Tornato in patria, ha uno scambio di corrispondenze e di testi con Jaspers. Emergono le difficoltà di entrambi: uno si sente emarginato, l'altro è preoccupato («...mi si blocca la parola! Nell'operosità silenziosa, però, finché è concesso, possiamo trovarci»). Non è difficile, d'altra parte, per Jaspers prevedere tempi difficili: avendo sposato un'ebrea, nel 1937 gli verrà interdetta la possibilità di insegnare e dal 1938 ogni pubblicazione. Anche Heidegger non sa più cosa siano i giorni di gloria: il 14 maggio il partito ordina accertamenti sulla sua attività, il 29 le informazioni raccolte sono inoltrate al Sicherheitsdienst (il servizio di sicurezza del Reich) e viene decisa la sorveglianza del filosofo.

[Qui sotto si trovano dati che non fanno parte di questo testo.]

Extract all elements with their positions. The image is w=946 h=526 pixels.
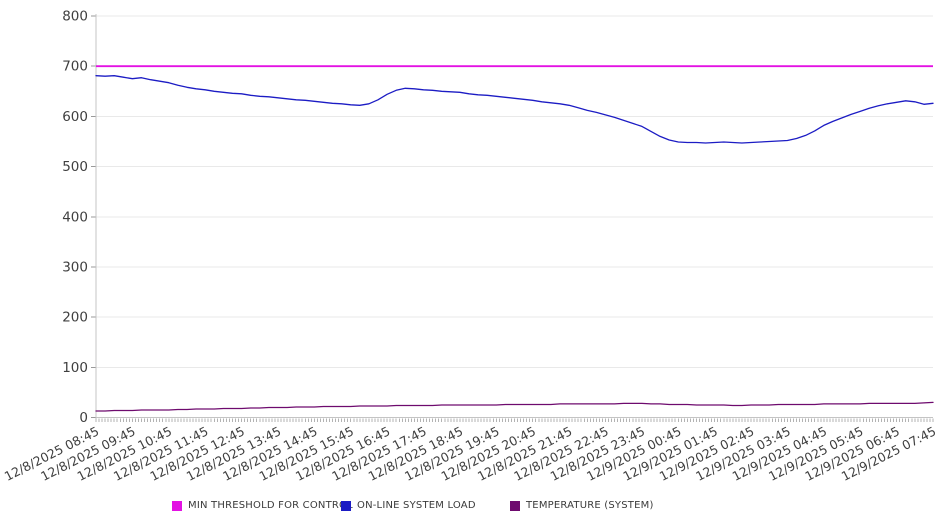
y-axis-label: 100 [62,360,88,376]
y-axis-label: 800 [62,9,88,25]
legend-item-min-threshold: MIN THRESHOLD FOR CONTROL [172,500,353,511]
temperature-swatch-icon [510,500,520,511]
legend-item-temperature: TEMPERATURE (SYSTEM) [510,500,654,511]
legend: MIN THRESHOLD FOR CONTROL ON-LINE SYSTEM… [172,500,654,511]
legend-item-system-load: ON-LINE SYSTEM LOAD [341,500,510,511]
min-threshold-swatch-icon [172,500,182,511]
legend-label-temperature: TEMPERATURE (SYSTEM) [526,500,654,511]
legend-label-system-load: ON-LINE SYSTEM LOAD [357,500,476,511]
y-axis-label: 300 [62,259,88,275]
y-axis-label: 700 [62,59,88,75]
legend-label-min-threshold: MIN THRESHOLD FOR CONTROL [188,500,353,511]
series-line [95,75,934,144]
y-axis-label: 400 [62,209,88,225]
y-axis-label: 0 [79,410,88,426]
y-axis-label: 600 [62,109,88,125]
series-line [95,401,934,412]
system-load-swatch-icon [341,500,351,511]
y-axis-label: 500 [62,159,88,175]
y-axis-label: 200 [62,310,88,326]
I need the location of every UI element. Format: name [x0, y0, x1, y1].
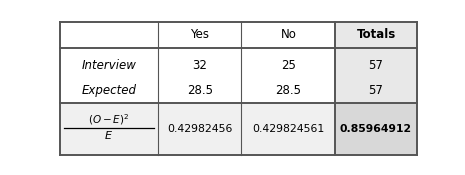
Text: 32: 32 — [192, 59, 207, 72]
Text: Expected: Expected — [81, 84, 136, 97]
Text: 25: 25 — [281, 59, 296, 72]
Text: $(O-E)^2$: $(O-E)^2$ — [88, 113, 130, 127]
Text: No: No — [280, 28, 296, 41]
Text: 28.5: 28.5 — [187, 84, 213, 97]
Text: 0.429824561: 0.429824561 — [252, 124, 325, 134]
Text: $E$: $E$ — [105, 129, 113, 141]
Text: 0.85964912: 0.85964912 — [340, 124, 412, 134]
Text: 0.42982456: 0.42982456 — [167, 124, 232, 134]
Text: Interview: Interview — [81, 59, 136, 72]
Text: Yes: Yes — [190, 28, 209, 41]
Text: 57: 57 — [369, 59, 384, 72]
Text: Totals: Totals — [356, 28, 396, 41]
Text: 28.5: 28.5 — [275, 84, 301, 97]
Text: 57: 57 — [369, 84, 384, 97]
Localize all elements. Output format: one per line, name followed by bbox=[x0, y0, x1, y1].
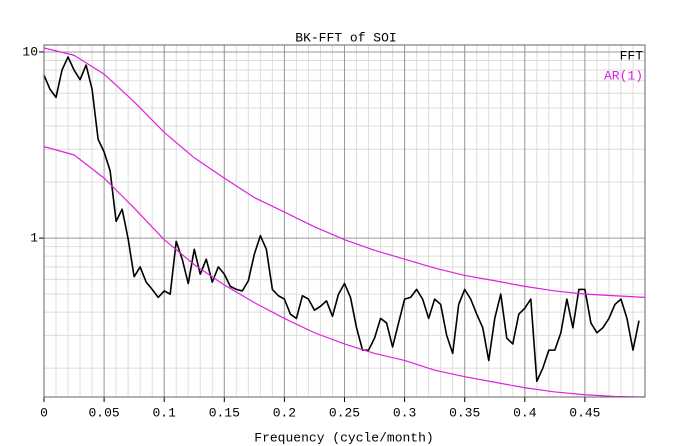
x-tick-label: 0.2 bbox=[273, 405, 296, 420]
grid bbox=[39, 45, 646, 402]
x-tick-label: 0.1 bbox=[152, 405, 176, 420]
x-tick-label: 0.45 bbox=[569, 405, 600, 420]
data-line bbox=[43, 56, 640, 383]
x-tick-label: 0.25 bbox=[329, 405, 360, 420]
y-tick-label: 10 bbox=[22, 44, 38, 59]
x-tick-label: 0.4 bbox=[513, 405, 537, 420]
x-tick-label: 0.35 bbox=[449, 405, 480, 420]
legend-entry: AR(1) bbox=[604, 68, 643, 83]
data-line bbox=[43, 146, 646, 398]
chart-title: BK-FFT of SOI bbox=[295, 30, 396, 45]
legend-entry: FFT bbox=[620, 48, 644, 63]
x-axis-label: Frequency (cycle/month) bbox=[254, 430, 433, 445]
x-tick-label: 0.15 bbox=[209, 405, 240, 420]
plot-frame bbox=[43, 44, 646, 398]
plot bbox=[43, 47, 646, 398]
x-tick-label: 0.05 bbox=[88, 405, 119, 420]
x-tick-label: 0.3 bbox=[393, 405, 416, 420]
data-line bbox=[43, 47, 646, 299]
x-tick-label: 0 bbox=[40, 405, 48, 420]
y-tick-label: 1 bbox=[30, 231, 38, 246]
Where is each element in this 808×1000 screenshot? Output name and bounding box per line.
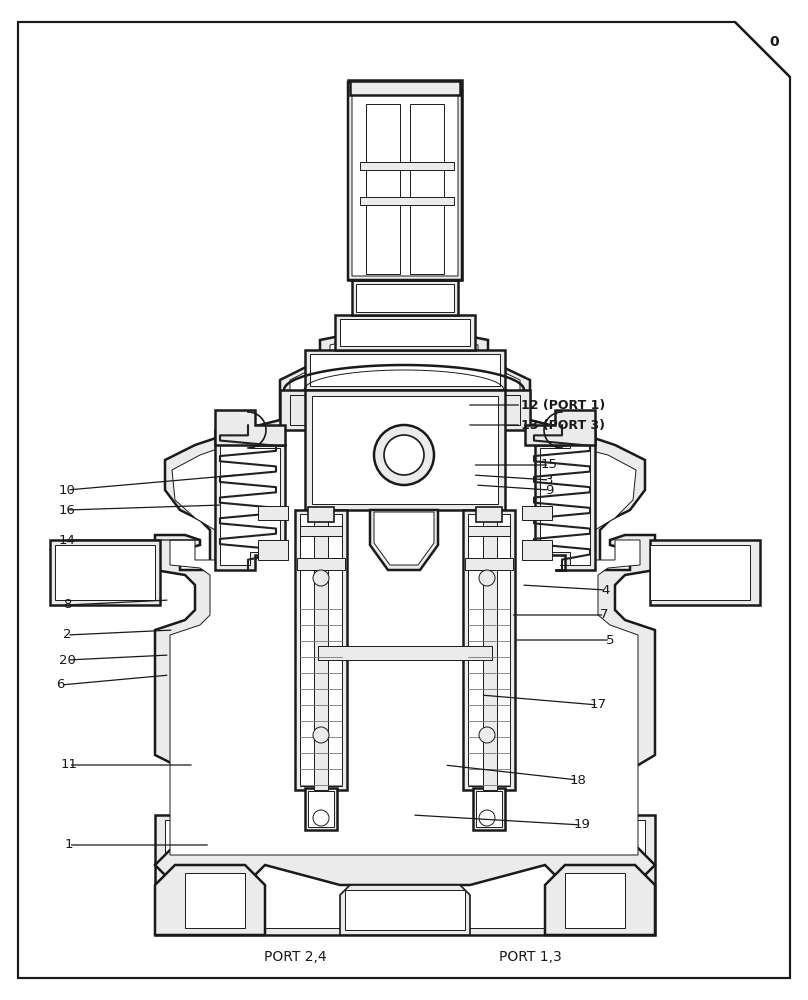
Polygon shape — [220, 433, 280, 565]
Bar — [312, 396, 498, 504]
Text: 19: 19 — [574, 818, 590, 832]
Polygon shape — [535, 430, 595, 570]
Bar — [295, 510, 347, 790]
Circle shape — [479, 810, 495, 826]
Bar — [305, 390, 505, 510]
Polygon shape — [170, 332, 640, 855]
Polygon shape — [525, 410, 595, 445]
Text: 11: 11 — [60, 758, 78, 772]
Bar — [522, 540, 552, 560]
Circle shape — [384, 435, 424, 475]
Bar — [465, 558, 513, 570]
Circle shape — [313, 727, 329, 743]
Bar — [565, 873, 625, 928]
Bar — [483, 510, 497, 790]
Bar — [522, 506, 552, 520]
Bar — [60, 550, 150, 595]
Text: 14: 14 — [59, 534, 75, 546]
Text: 8: 8 — [63, 598, 71, 611]
Bar — [50, 540, 160, 605]
Bar — [476, 791, 502, 827]
Bar — [300, 526, 342, 536]
Bar — [348, 80, 462, 280]
Text: 15: 15 — [541, 458, 558, 472]
Bar — [340, 319, 470, 346]
Bar — [360, 197, 454, 205]
Polygon shape — [155, 315, 655, 885]
Bar — [468, 526, 510, 536]
Polygon shape — [155, 865, 265, 935]
Text: 2: 2 — [63, 629, 71, 642]
Bar — [356, 284, 454, 312]
Bar — [300, 514, 342, 786]
Bar — [290, 395, 520, 425]
Bar — [185, 873, 245, 928]
Bar — [305, 350, 505, 390]
Text: PORT 1,3: PORT 1,3 — [499, 950, 562, 964]
Text: 12 (PORT 1): 12 (PORT 1) — [521, 398, 605, 412]
Bar — [318, 646, 492, 660]
Text: 7: 7 — [600, 608, 608, 621]
Circle shape — [374, 425, 434, 485]
Polygon shape — [340, 885, 470, 935]
Bar — [650, 545, 750, 600]
Bar — [650, 540, 760, 605]
Bar — [345, 890, 465, 930]
Polygon shape — [18, 22, 790, 978]
Text: 20: 20 — [59, 654, 75, 666]
Text: 1: 1 — [65, 838, 73, 852]
Text: 10: 10 — [59, 484, 75, 496]
Bar — [352, 280, 458, 315]
Bar — [258, 506, 288, 520]
Bar — [468, 514, 510, 786]
Bar — [310, 354, 500, 386]
Bar — [314, 510, 328, 790]
Bar — [165, 820, 645, 928]
Text: 16: 16 — [59, 504, 75, 516]
Bar — [410, 104, 444, 274]
Polygon shape — [215, 410, 285, 445]
Circle shape — [479, 727, 495, 743]
Bar — [258, 540, 288, 560]
Bar — [352, 84, 458, 276]
Text: 9: 9 — [545, 484, 553, 496]
Polygon shape — [540, 433, 590, 565]
Text: 6: 6 — [57, 678, 65, 692]
Text: 17: 17 — [589, 698, 607, 712]
Circle shape — [313, 570, 329, 586]
Bar — [308, 507, 334, 522]
Bar — [308, 791, 334, 827]
Bar — [335, 315, 475, 350]
Circle shape — [479, 570, 495, 586]
Text: PORT 2,4: PORT 2,4 — [263, 950, 326, 964]
Bar — [360, 162, 454, 170]
Text: 13 (PORT 3): 13 (PORT 3) — [521, 418, 605, 432]
Text: 0: 0 — [769, 35, 779, 49]
Bar — [473, 788, 505, 830]
Text: 3: 3 — [545, 474, 553, 487]
Polygon shape — [348, 82, 462, 280]
Bar — [463, 510, 515, 790]
Bar — [305, 788, 337, 830]
Text: 4: 4 — [602, 584, 610, 596]
Bar — [476, 507, 502, 522]
Bar — [155, 815, 655, 935]
Text: 18: 18 — [570, 774, 586, 786]
Polygon shape — [374, 512, 434, 565]
Polygon shape — [215, 430, 285, 570]
Circle shape — [313, 810, 329, 826]
Bar — [350, 81, 460, 95]
Polygon shape — [352, 84, 458, 276]
Text: 5: 5 — [606, 634, 614, 647]
Bar — [55, 545, 155, 600]
Bar — [280, 390, 530, 430]
Polygon shape — [370, 510, 438, 570]
Polygon shape — [545, 865, 655, 935]
Bar — [297, 558, 345, 570]
Bar — [366, 104, 400, 274]
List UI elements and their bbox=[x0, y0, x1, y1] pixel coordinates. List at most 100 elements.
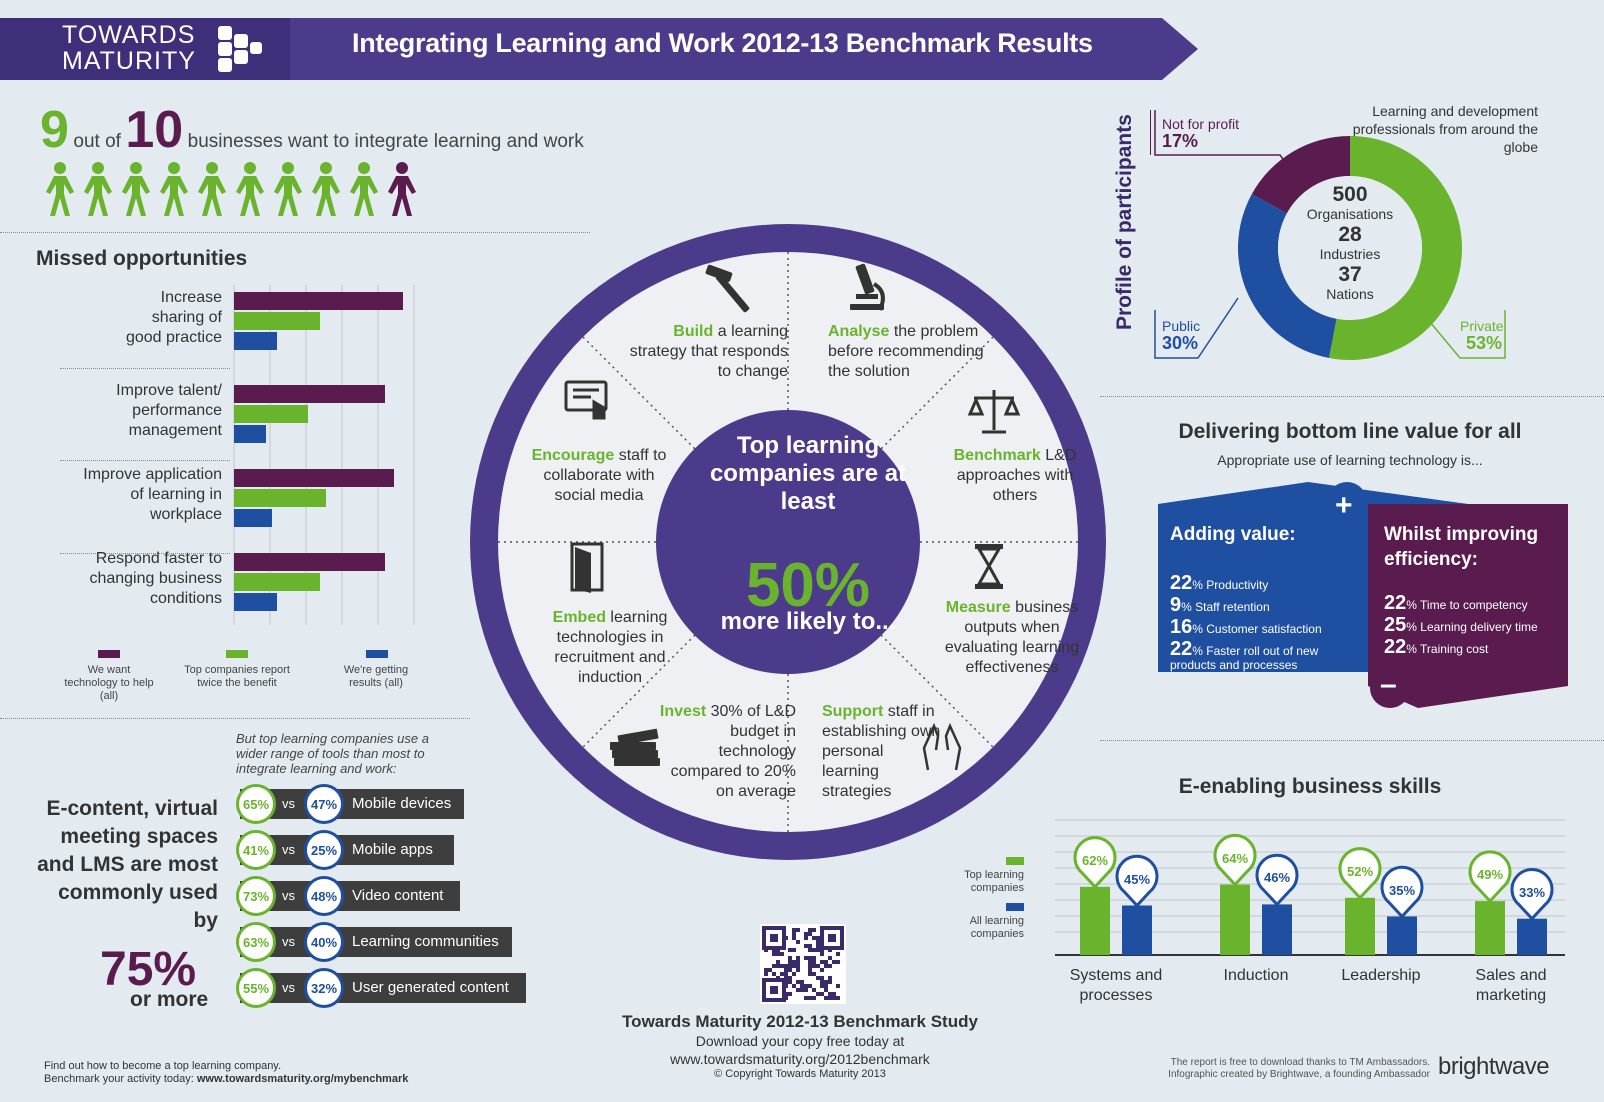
action-wheel: ... it's a pivotal time for action bbox=[470, 224, 1106, 860]
footer-line2: Benchmark your activity today: www.towar… bbox=[44, 1073, 408, 1086]
vs-label: vs bbox=[282, 888, 295, 903]
profile-callout-lines bbox=[1150, 110, 1506, 359]
door-icon bbox=[570, 542, 604, 593]
label-line: conditions bbox=[149, 590, 222, 607]
callout-not-for-profit: Not for profit 17% bbox=[1162, 116, 1239, 150]
footer-left: Find out how to become a top learning co… bbox=[44, 1060, 408, 1086]
value-number: 25 bbox=[1384, 614, 1407, 636]
plus-icon: + bbox=[1335, 489, 1353, 522]
footer-prefix: Benchmark your activity today: bbox=[44, 1073, 197, 1085]
brightwave-logo: brightwave bbox=[1438, 1053, 1550, 1080]
category-label: Increase sharing of good practice bbox=[22, 288, 222, 348]
skills-category-label: Induction bbox=[1196, 966, 1316, 986]
logo-line1: TOWARDS bbox=[62, 21, 196, 49]
top-pct-badge: 55% bbox=[236, 968, 276, 1008]
screen-icon bbox=[564, 380, 608, 420]
callout-name: Not for profit bbox=[1162, 116, 1240, 132]
tool-bar bbox=[240, 973, 526, 1003]
pin-label: 62% bbox=[1081, 852, 1109, 868]
person-icon bbox=[388, 162, 416, 216]
stat-number: 28 bbox=[1338, 223, 1362, 246]
value-number: 22 bbox=[1170, 572, 1193, 594]
bar bbox=[234, 509, 272, 527]
pct-sign: % bbox=[1192, 622, 1207, 636]
skills-bar bbox=[1517, 918, 1547, 955]
value-label: Faster roll out of new products and proc… bbox=[1170, 644, 1319, 672]
pin-label: 33% bbox=[1518, 884, 1546, 900]
hourglass-icon bbox=[975, 544, 1003, 589]
vs-label: vs bbox=[282, 842, 295, 857]
label-line: performance bbox=[132, 402, 222, 419]
callout-name: Private bbox=[1460, 318, 1504, 334]
microscope-icon bbox=[850, 263, 885, 311]
callout-pct: 17% bbox=[1162, 131, 1199, 151]
pct-sign: % bbox=[1181, 600, 1196, 614]
value-number: 9 bbox=[1170, 594, 1182, 616]
value-number: 22 bbox=[1384, 636, 1407, 658]
bar bbox=[234, 573, 321, 591]
value-subtitle: Appropriate use of learning technology i… bbox=[1217, 452, 1483, 468]
label-line: marketing bbox=[1475, 987, 1547, 1004]
stat-label: Industries bbox=[1319, 246, 1381, 262]
profile-label: Profile of participants bbox=[1113, 114, 1136, 330]
value-panels bbox=[1158, 482, 1568, 708]
label-line: Sales and bbox=[1475, 967, 1547, 984]
wheel-segment-support: Support staff in establishing own person… bbox=[822, 702, 942, 802]
wheel-segment-measure: Measure business outputs when evaluating… bbox=[938, 598, 1086, 678]
bar bbox=[234, 292, 404, 310]
value-label: Productivity bbox=[1206, 578, 1269, 592]
improving-title: Whilst improving efficiency: bbox=[1384, 524, 1539, 570]
label-line: of learning in bbox=[130, 486, 222, 503]
study-title: Towards Maturity 2012-13 Benchmark Study bbox=[622, 1012, 978, 1031]
segment-key: Measure bbox=[945, 599, 1011, 616]
top-pct-badge: 63% bbox=[236, 922, 276, 962]
callout-pct: 30% bbox=[1162, 333, 1199, 353]
tool-label: Mobile devices bbox=[352, 795, 452, 812]
vs-label: vs bbox=[282, 980, 295, 995]
percent-pin-icon bbox=[1510, 868, 1554, 921]
segment-text: staff in establishing own personal learn… bbox=[822, 703, 941, 800]
segment-key: Build bbox=[673, 323, 714, 340]
tool-label: Video content bbox=[352, 887, 444, 904]
qr-code-icon[interactable] bbox=[760, 924, 846, 1004]
person-icon bbox=[122, 162, 150, 216]
tools-left-text: E-content, virtual meeting spaces and LM… bbox=[37, 797, 218, 932]
study-link[interactable]: www.towardsmaturity.org/2012benchmark bbox=[670, 1051, 930, 1067]
segment-key: Benchmark bbox=[953, 447, 1041, 464]
person-icon bbox=[274, 162, 302, 216]
logo-line2: MATURITY bbox=[62, 47, 196, 75]
logo: TOWARDS MATURITY bbox=[62, 22, 196, 74]
pin-label: 64% bbox=[1221, 850, 1249, 866]
tools-more: or more bbox=[130, 988, 209, 1011]
person-icon bbox=[84, 162, 112, 216]
skills-bar bbox=[1220, 884, 1250, 955]
intro-headline: 9 out of 10 businesses want to integrate… bbox=[40, 100, 584, 160]
bar bbox=[234, 553, 386, 571]
legend-label: We're getting results (all) bbox=[343, 664, 409, 689]
tool-label: Learning communities bbox=[352, 933, 499, 950]
skills-bar bbox=[1387, 916, 1417, 955]
legend-swatch-purple bbox=[98, 650, 120, 658]
value-row: 22% Productivity bbox=[1170, 573, 1360, 593]
scales-icon bbox=[967, 390, 1021, 434]
bar bbox=[234, 425, 267, 443]
divider bbox=[60, 460, 230, 461]
tools-big-pct: 75% bbox=[100, 943, 197, 996]
segment-key: Encourage bbox=[531, 447, 615, 464]
skills-bar bbox=[1262, 904, 1292, 955]
hands-icon bbox=[922, 722, 962, 771]
money-icon bbox=[610, 728, 660, 766]
callout-pct: 53% bbox=[1465, 333, 1502, 353]
top-pct-badge: 73% bbox=[236, 876, 276, 916]
benchmark-link[interactable]: www.towardsmaturity.org/mybenchmark bbox=[196, 1073, 409, 1085]
value-label: Customer satisfaction bbox=[1206, 622, 1322, 636]
percent-pin-icon bbox=[1338, 847, 1382, 901]
stat-label: Nations bbox=[1326, 286, 1374, 302]
wheel-center-bottom: more likely to... bbox=[720, 608, 896, 635]
divider bbox=[0, 718, 470, 719]
segment-key: Embed bbox=[552, 609, 606, 626]
wheel-segment-invest: Invest 30% of L&D budget in technology c… bbox=[656, 702, 796, 802]
pct-sign: % bbox=[1406, 620, 1421, 634]
donut-slice bbox=[1329, 136, 1462, 360]
value-row: 16% Customer satisfaction bbox=[1170, 617, 1360, 637]
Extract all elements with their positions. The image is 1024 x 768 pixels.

In quei mesi, tuttavia, l'autore di Essere e tempo è come se guardasse altrove; abbandona sempre più quel che gli sembra superfluo e si immerge nelle ricerche, elaborando testi per i corsi. Tiene quello estivo del 1936 sul saggio dedicato da Schelling alla libertà, ed esercitazioni sulla Critica del giudizio di Kant, né dimentica Hölderlin e Nietzsche (pensa in quei giorni alle lezioni su «La volontà di potenza come arte»), mentre medita qualcosa per il Congresso internazionale su Cartesio del 1937 a Parigi, città dove si sarebbe recato nel-l'estate del 1935 per predisporre la strategia dell'evento (non ci andrà, la delegazione tedesca verrà guidata da Hans Heyse). Poi le lezioni su Schiller. Sembrano l'ultima fuga in una dimensione dove abita un'altra luce. Il 20 gennaio 1937 proferisce al seminario la frase: «I popoli si destano al loro inizio con la poesia e con la fuoruscita da essa giungono alla fine»; e sottolinea: «Nel colloquio, noi viviamo nel linguaggio ». Il 10 febbraio, quasi alla conclusione, afferma: «La forma è tutto. L'apparenza è l'essenza dell'arte. La bellezza è libertà del fenomeno. (Lo stato estetico è la prima forma di libertà, ossia ricettività spontanea). Libertà e forma devono essere lo stesso. Che significa libertà? Ciò che si determina da se stesso». Heidegger aveva dunque trovato nella bellezza la libertà, nella poesia il battito del cuore delle civiltà. Per questo poteva ripetere nella lezione del 2 dicembre 1936 con l'amato Schiller: «Le nature volgari pagano con ciò che fanno, quelle nobili con ciò che sono!».